Upgrading from 2.0.0.rc2 to 2.0.0 or 1.3.20 to 1.4.0

In previous versions of Thinking Sphinx, it was valid to put attribute filters in either :with or :conditions. For a long while, filters in :conditions has been clearly flagged as deprecated, and since 1.4.0 and 2.0.0 it is now removed.

You can still use :with for attribute filters and :conditions for field-focused queries.

Upgrading from between 1.3.6 and 1.3.17

If you’re using excerpts, for this set of versions they were automatically HTML-escaped. This is now no longer the case, as Sphinx can take care of this automatically for both indexing and excerpts. Just turn on the html_strip value in your sphinx.yml file:

html_strip: true

Upgrading from between 1.3.3 and 1.3.7

You no longer have to specify an explicit Sphinx version when requiring Thinking Sphinx - it will figure it out itself.
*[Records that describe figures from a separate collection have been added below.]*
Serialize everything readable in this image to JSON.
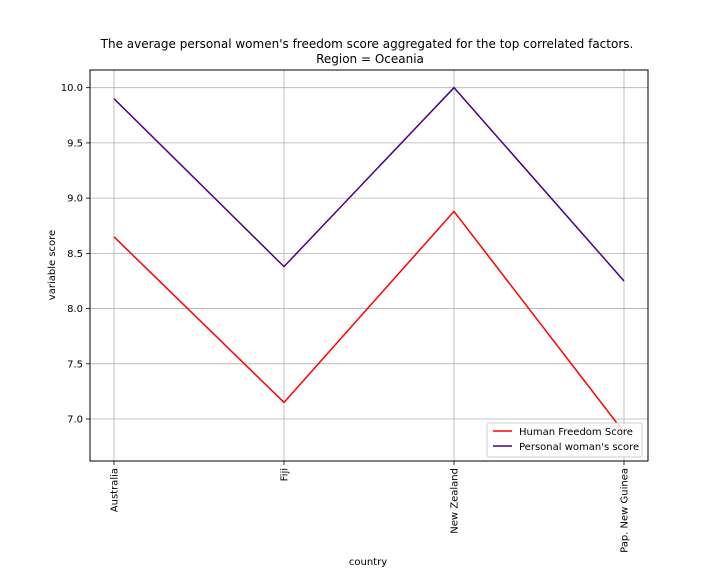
{
  "chart_data": {
    "type": "line",
    "title": "The average personal women's freedom score aggregated for the top correlated factors.",
    "subtitle": "Region = Oceania",
    "xlabel": "country",
    "ylabel": "variable score",
    "categories": [
      "Australia",
      "Fiji",
      "New Zealand",
      "Pap. New Guinea"
    ],
    "ylim": [
      6.62,
      10.16
    ],
    "yticks": [
      7.0,
      7.5,
      8.0,
      8.5,
      9.0,
      9.5,
      10.0
    ],
    "ytick_labels": [
      "7.0",
      "7.5",
      "8.0",
      "8.5",
      "9.0",
      "9.5",
      "10.0"
    ],
    "grid": true,
    "legend_position": "lower-right",
    "series": [
      {
        "name": "Human Freedom Score",
        "color": "#ff0000",
        "values": [
          8.65,
          7.15,
          8.88,
          6.88
        ]
      },
      {
        "name": "Personal woman's score",
        "color": "#4b0082",
        "values": [
          9.9,
          8.38,
          10.0,
          8.25
        ]
      }
    ]
  }
}
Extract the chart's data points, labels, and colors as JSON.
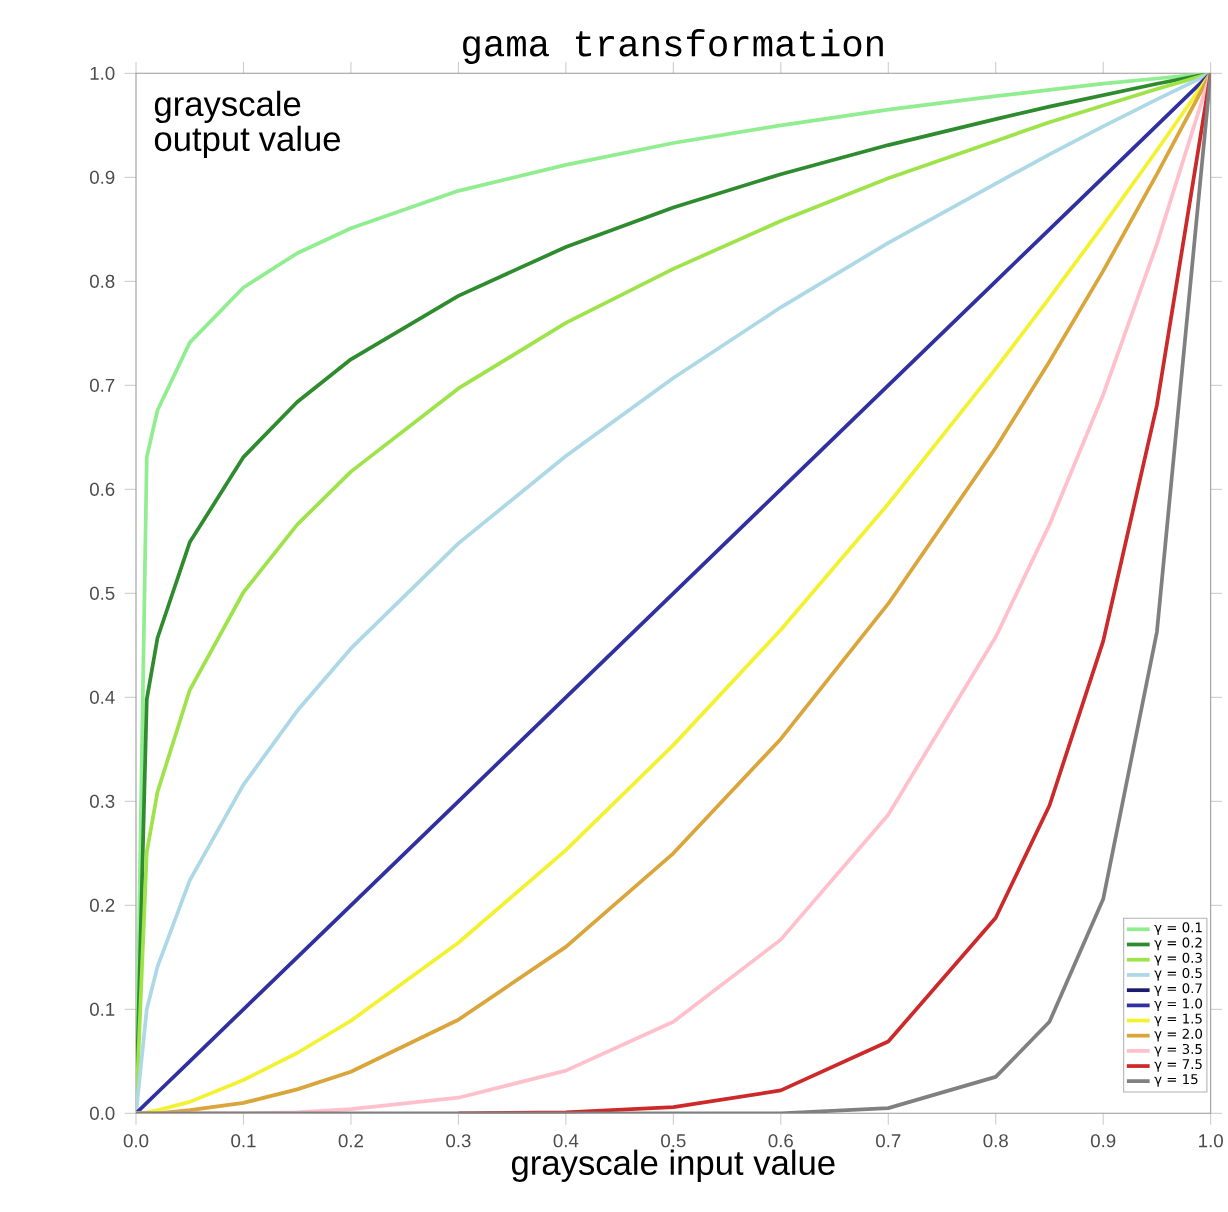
{
  "chart_data": {
    "type": "line",
    "title": "gama transformation",
    "xlabel": "grayscale input value",
    "ylabel": "grayscale output value",
    "x": [
      0,
      0.01,
      0.02,
      0.05,
      0.1,
      0.15,
      0.2,
      0.3,
      0.4,
      0.5,
      0.6,
      0.7,
      0.8,
      0.85,
      0.9,
      0.95,
      1
    ],
    "series": [
      {
        "name": "γ = 0.1",
        "color": "#90ee90",
        "values": [
          0,
          0.631,
          0.676,
          0.741,
          0.794,
          0.827,
          0.851,
          0.887,
          0.912,
          0.933,
          0.95,
          0.965,
          0.978,
          0.984,
          0.99,
          0.995,
          1
        ]
      },
      {
        "name": "γ = 0.2",
        "color": "#2e8b2e",
        "values": [
          0,
          0.398,
          0.457,
          0.549,
          0.631,
          0.684,
          0.725,
          0.786,
          0.833,
          0.871,
          0.903,
          0.931,
          0.956,
          0.968,
          0.979,
          0.99,
          1
        ]
      },
      {
        "name": "γ = 0.3",
        "color": "#9ee34a",
        "values": [
          0,
          0.251,
          0.309,
          0.407,
          0.501,
          0.566,
          0.617,
          0.697,
          0.76,
          0.812,
          0.858,
          0.899,
          0.935,
          0.953,
          0.969,
          0.985,
          1
        ]
      },
      {
        "name": "γ = 0.5",
        "color": "#add8e6",
        "values": [
          0,
          0.1,
          0.141,
          0.224,
          0.316,
          0.387,
          0.447,
          0.548,
          0.632,
          0.707,
          0.775,
          0.837,
          0.894,
          0.922,
          0.949,
          0.975,
          1
        ]
      },
      {
        "name": "γ = 0.7",
        "color": "#1c1c6e",
        "values": [
          null,
          null,
          null,
          null,
          null,
          null,
          null,
          null,
          null,
          null,
          null,
          null,
          null,
          null,
          null,
          null,
          null
        ]
      },
      {
        "name": "γ = 1.0",
        "color": "#3030a0",
        "values": [
          0,
          0.01,
          0.02,
          0.05,
          0.1,
          0.15,
          0.2,
          0.3,
          0.4,
          0.5,
          0.6,
          0.7,
          0.8,
          0.85,
          0.9,
          0.95,
          1
        ]
      },
      {
        "name": "γ = 1.5",
        "color": "#f2f230",
        "values": [
          0,
          0.001,
          0.003,
          0.011,
          0.032,
          0.058,
          0.089,
          0.164,
          0.253,
          0.354,
          0.465,
          0.586,
          0.716,
          0.784,
          0.854,
          0.926,
          1
        ]
      },
      {
        "name": "γ = 2.0",
        "color": "#daa53a",
        "values": [
          0,
          0,
          0,
          0.003,
          0.01,
          0.023,
          0.04,
          0.09,
          0.16,
          0.25,
          0.36,
          0.49,
          0.64,
          0.723,
          0.81,
          0.903,
          1
        ]
      },
      {
        "name": "γ = 3.5",
        "color": "#ffc0cb",
        "values": [
          0,
          0,
          0,
          0,
          0,
          0.001,
          0.004,
          0.015,
          0.041,
          0.088,
          0.167,
          0.287,
          0.458,
          0.566,
          0.691,
          0.836,
          1
        ]
      },
      {
        "name": "γ = 7.5",
        "color": "#cc2a2a",
        "values": [
          null,
          null,
          null,
          null,
          null,
          null,
          null,
          0,
          0.001,
          0.006,
          0.022,
          0.069,
          0.188,
          0.296,
          0.454,
          0.681,
          1
        ]
      },
      {
        "name": "γ = 15",
        "color": "#808080",
        "values": [
          0,
          0,
          0,
          0,
          0,
          0,
          0,
          0,
          0,
          0,
          0,
          0.005,
          0.035,
          0.088,
          0.206,
          0.463,
          1
        ]
      }
    ],
    "xlim": [
      0,
      1
    ],
    "ylim": [
      0,
      1
    ],
    "xticks": [
      {
        "value": 0,
        "label": "0.0"
      },
      0.1,
      0.2,
      0.3,
      0.4,
      0.5,
      0.6,
      0.7,
      0.8,
      0.9,
      {
        "value": 1,
        "label": "1.0"
      }
    ],
    "yticks": [
      {
        "value": 0,
        "label": "0.0"
      },
      0.1,
      0.2,
      0.3,
      0.4,
      0.5,
      0.6,
      0.7,
      0.8,
      0.9,
      {
        "value": 1,
        "label": "1.0"
      }
    ],
    "legend": "bottom right",
    "grid": false,
    "marker": "none",
    "line_style": "solid"
  }
}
So, you can remove the version require statement from your Rakefile, and remove the version suffix in your gem setup in environment.rb.

Upgrading from 1.3.2 or earlier (when using Sphinx 0.9.9)

If you’ve been using the sphinx-0.9.9 branch from GitHub or the thinking-sphinx-099 gem, there is now just one version of Thinking Sphinx that works for both versions (and automatically detects which version you have). The installation page provides a good overview of the new setup.

config.gem(
  'thinking-sphinx',
  :lib     => 'thinking_sphinx',
  :version => '1.3.8'
)

Upgrading from 1.2.13 or earlier

With the advent of Thinking Sphinx 1.3.0, the delayed and datetime delta approaches are now in separate gems. Also, Delayed Job is no longer vendored in Thinking Sphinx, so you may need to install it as a gem or plugin as well.

The delta page has been updated to reflect these changes, so have a read through that to figure out how to make sure your application will still work.

If you’re not using deltas, or only using the default delta approach, then this change does not affect you.

Upgrading from 1.1.17 or earlier

In versions of Thinking Sphinx before 1.1.18, the morphology/stemmer defaulted to stem_en (English). Obviously, not every website uses the English language, so this setting has been removed, with no stemmer as the default.

If you would like to keep stem_en as your stemmer, you’ll need to add it to your config/sphinx.yml file:

development:
  morphology: stem_en
test:
  morphology: stem_en
production:
  morphology: stem_en

To get a better understanding of stemmers, I recommend reading Sphinx’s documentation.